MULHER PRENDADA
Míriam Salles

Josephina, mulher prendada, voltou da feira carregando uma sacola de frutas frescas. A verdura comprava no mercado, mas as frutas só na feira. Eram inegavelvelmente melhores. Na pia da cozinha, lavou e arranjou-as na fruteira, fazendo um enfeite para a sala de jantar. Era um detalhe, mas a vida não é feita de detalhes?

Em tudo era meticulosa, até nos relacionamentos. Acreditava que sentimento se constrói e se esforçava para criar edificações espetaculares.

Preferia a feira das quartas. Não sabia bem por quê já que segundas, terças, quintas e sextas também são feiras e também tem feiras, uma em cada bairro. Mas preferia mesmo as das quartas. Aos sábados ia ao mercado.

Segunda era dia de faxina. Terça, dia de passar. Quarta, dia de feira e de enfeitar a casa, quinta, dia de lavar quintal. Sexta, dia de se arrumar, sábado dia de receber e domingo, dia de passear. A vida seguia feito relógio.

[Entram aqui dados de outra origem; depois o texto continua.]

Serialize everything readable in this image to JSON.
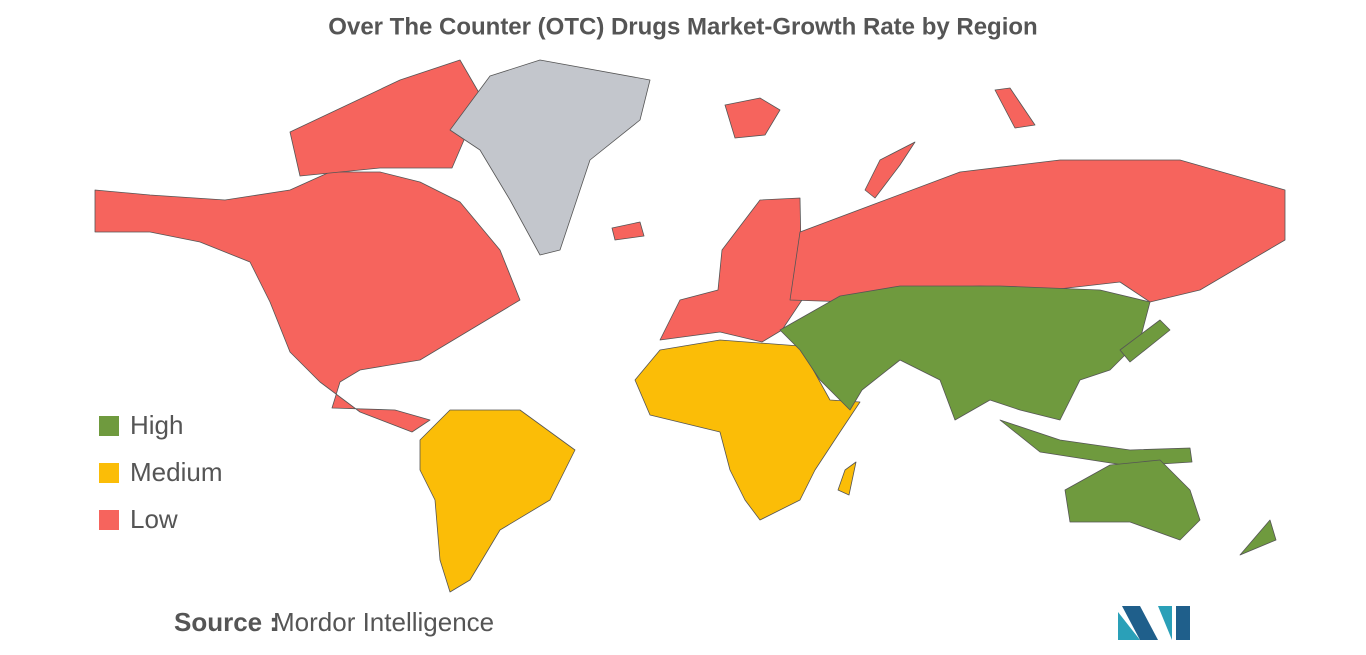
{
  "chart_data": {
    "type": "choropleth",
    "title": "Over The Counter (OTC) Drugs Market-Growth Rate by Region",
    "legend": [
      {
        "label": "High",
        "color": "#6f9a3e"
      },
      {
        "label": "Medium",
        "color": "#fbbd07"
      },
      {
        "label": "Low",
        "color": "#f6645d"
      }
    ],
    "no_data_color": "#c3c6cc",
    "source_label": "Source :",
    "source": "Mordor Intelligence"
  }
}
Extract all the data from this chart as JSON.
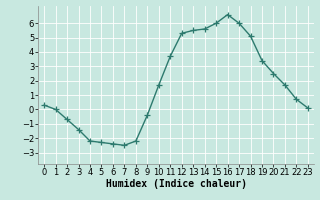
{
  "x": [
    0,
    1,
    2,
    3,
    4,
    5,
    6,
    7,
    8,
    9,
    10,
    11,
    12,
    13,
    14,
    15,
    16,
    17,
    18,
    19,
    20,
    21,
    22,
    23
  ],
  "y": [
    0.3,
    0.0,
    -0.7,
    -1.4,
    -2.2,
    -2.3,
    -2.4,
    -2.5,
    -2.2,
    -0.4,
    1.7,
    3.7,
    5.3,
    5.5,
    5.6,
    6.0,
    6.6,
    6.0,
    5.1,
    3.4,
    2.5,
    1.7,
    0.7,
    0.1
  ],
  "line_color": "#2d7a6e",
  "marker": "+",
  "bg_color": "#c8e8e0",
  "grid_color": "#ffffff",
  "xlabel": "Humidex (Indice chaleur)",
  "xlabel_fontsize": 7,
  "xlim": [
    -0.5,
    23.5
  ],
  "ylim": [
    -3.8,
    7.2
  ],
  "yticks": [
    -3,
    -2,
    -1,
    0,
    1,
    2,
    3,
    4,
    5,
    6
  ],
  "xticks": [
    0,
    1,
    2,
    3,
    4,
    5,
    6,
    7,
    8,
    9,
    10,
    11,
    12,
    13,
    14,
    15,
    16,
    17,
    18,
    19,
    20,
    21,
    22,
    23
  ],
  "tick_fontsize": 6,
  "line_width": 1.0,
  "marker_size": 4,
  "spine_color": "#888888"
}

Olhou para a outra sacola que abandonara sobre a mesa. O óleo dos pastéis começava a passar através do saco de papel. O que faria com tantos pastéis? Comprara num impulso dez pastéis de queijo, talvez embalada pelo versinho que sempre lhe vinha a mente enquanto andava na feira:

Um, dois, feijão com arroz.
Três, quatro, feijão no prato.
Cinco, seis, molho inglês.
Sete, oito, comer biscoito.
Nove, dez, vai na bica
lava os pés, pra ganhar 10.000 réis
e comprar dez pastéis.

Por que será que se ganhava 10.000 réis só de lavar os pés? Ela trabalhava incansavelmente e só ganhava a pensão do finado, morto há muitos anos de ataque cardíaco fulminante.

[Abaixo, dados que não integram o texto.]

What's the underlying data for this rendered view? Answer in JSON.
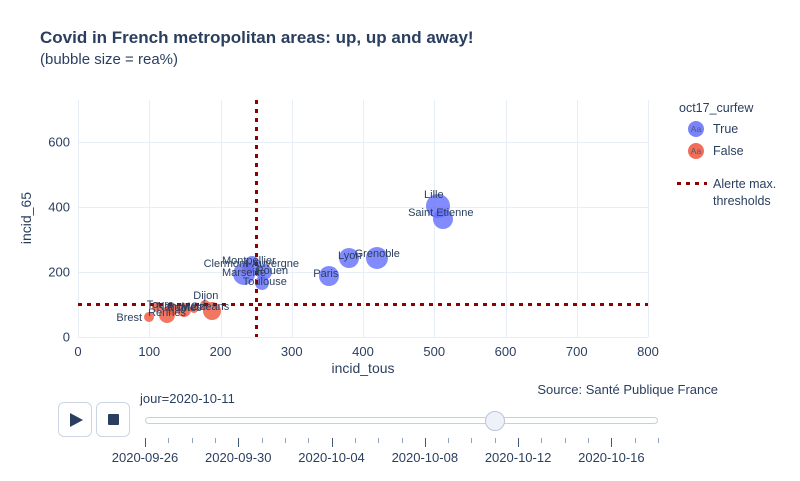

Enquanto desembalava os pastéis e os colocava numa tigela, organizando-os feito leque, uns sobre os outros - mas não demais, só as pontinhas - lembrava do dia em que o finado chegara em casa mais cedo e a encontrara nua no quarto com Matilde, a melhor amiga do casal. Desde aquele dia nunca mais tivera amigas, só amantes.